Laurier obliged and committed additional resources — a second staff member and PhD intern — allowing for increased emphasis on partnership development and the creation of a book review section that has become one of the organization’s most popular online resources.

Edgar is quick to stress, however, that the relationship between ACUNS and Laurier has not been one sided.

“Having ACUNS at Laurier has been a great resource for students in Waterloo doing research on the UN and global governance,” he says.

At any one point, there are four to eight undergraduate interns working with him and his team at ACUNS, which has been headquartered at the Balsillie School of International Affairs (BSIA).

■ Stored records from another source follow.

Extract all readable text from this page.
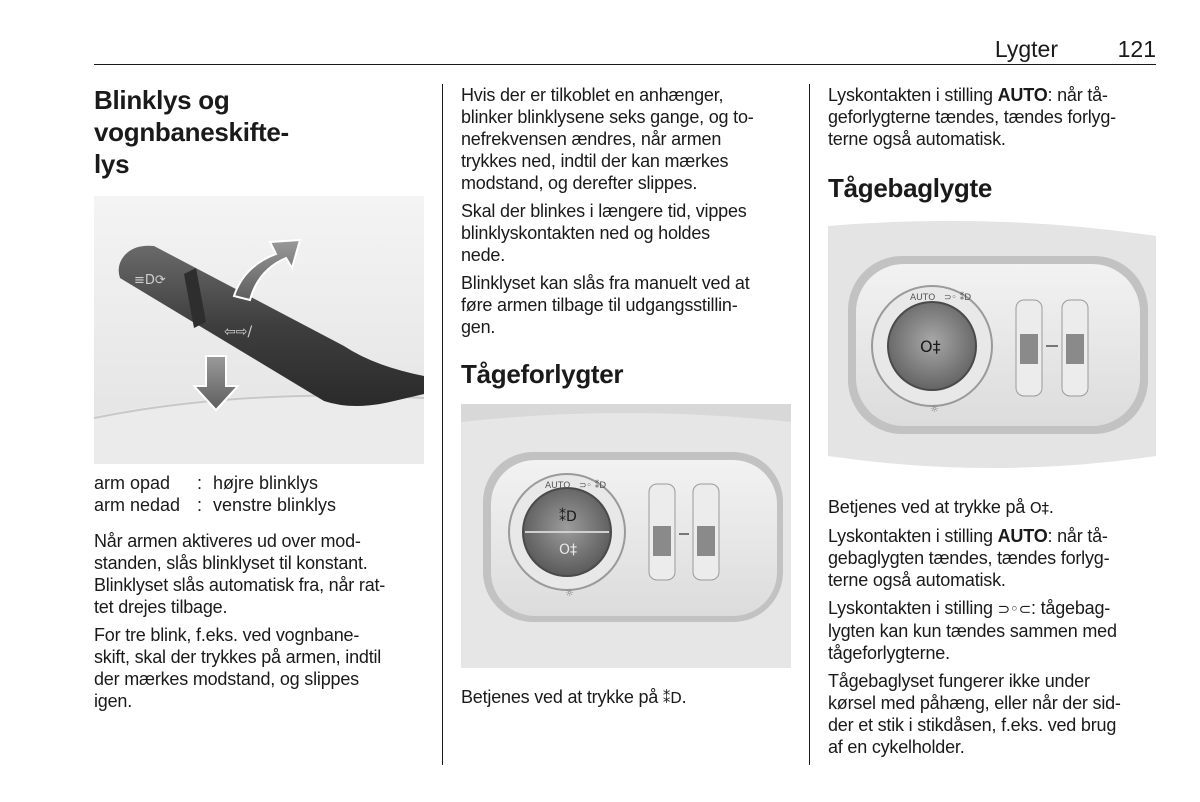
Lygter	121
Blinklys og vognbaneskifte-
lys
≡D⟳
⇦⇨/
arm opad	: højre blinklys
arm nedad : venstre blinklys

Når armen aktiveres ud over mod-
standen, slås blinklyset til konstant.
Blinklyset slås automatisk fra, når rat-
tet drejes tilbage.

For tre blink, f.eks. ved vognbane-
skift, skal der trykkes på armen, indtil
der mærkes modstand, og slippes
igen.

Hvis der er tilkoblet en anhænger,
blinker blinklysene seks gange, og to-
nefrekvensen ændres, når armen
trykkes ned, indtil der kan mærkes
modstand, og derefter slippes.

Skal der blinkes i længere tid, vippes
blinklyskontakten ned og holdes
nede.

Blinklyset kan slås fra manuelt ved at
føre armen tilbage til udgangsstillin-
gen.

Tågeforlygter
⁑D
O‡
AUTO ⊃◦ ⁑D
☼

Betjenes ved at trykke på ⁑D.

Lyskontakten i stilling AUTO: når tå-
geforlygterne tændes, tændes forlyg-
terne også automatisk.

Tågebaglygte
O‡
AUTO ⊃◦ ⁑D
☼

Betjenes ved at trykke på O‡.

Lyskontakten i stilling AUTO: når tå-
gebaglygten tændes, tændes forlyg-
terne også automatisk.

Lyskontakten i stilling ⊃◦⊂: tågebag-
lygten kan kun tændes sammen med
tågeforlygterne.

Tågebaglyset fungerer ikke under
kørsel med påhæng, eller når der sid-
der et stik i stikdåsen, f.eks. ved brug
af en cykelholder.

Between four to eight graduate students attend the organization’s annual meeting, giving them an opportunity to network with close to 300 scholars and practitioners working within the UN system.

“Moving outside of the United States was a big deal for ACUNS back in 2003, especially because of the general feeling that it should be an international organization,” says Edgar. “It was Laurier’s senior leadership at the time that believed in the vision to host it and who provided the resources — facilities and staff are a big commitment to make and not easy resources to find.”

ACUNS will leave Laurier and move on to its next home in 2018. Edgar will help with the transition, but will also find time to focus on his academic work — research in the area of transitional justice. The organization he helped build and improve will have moved on, and Edgar will continue to be a resource for students looking for advice and introductions to the world of multilateral global governance through Laurier’s Department of Political Science and his role with the BSIA.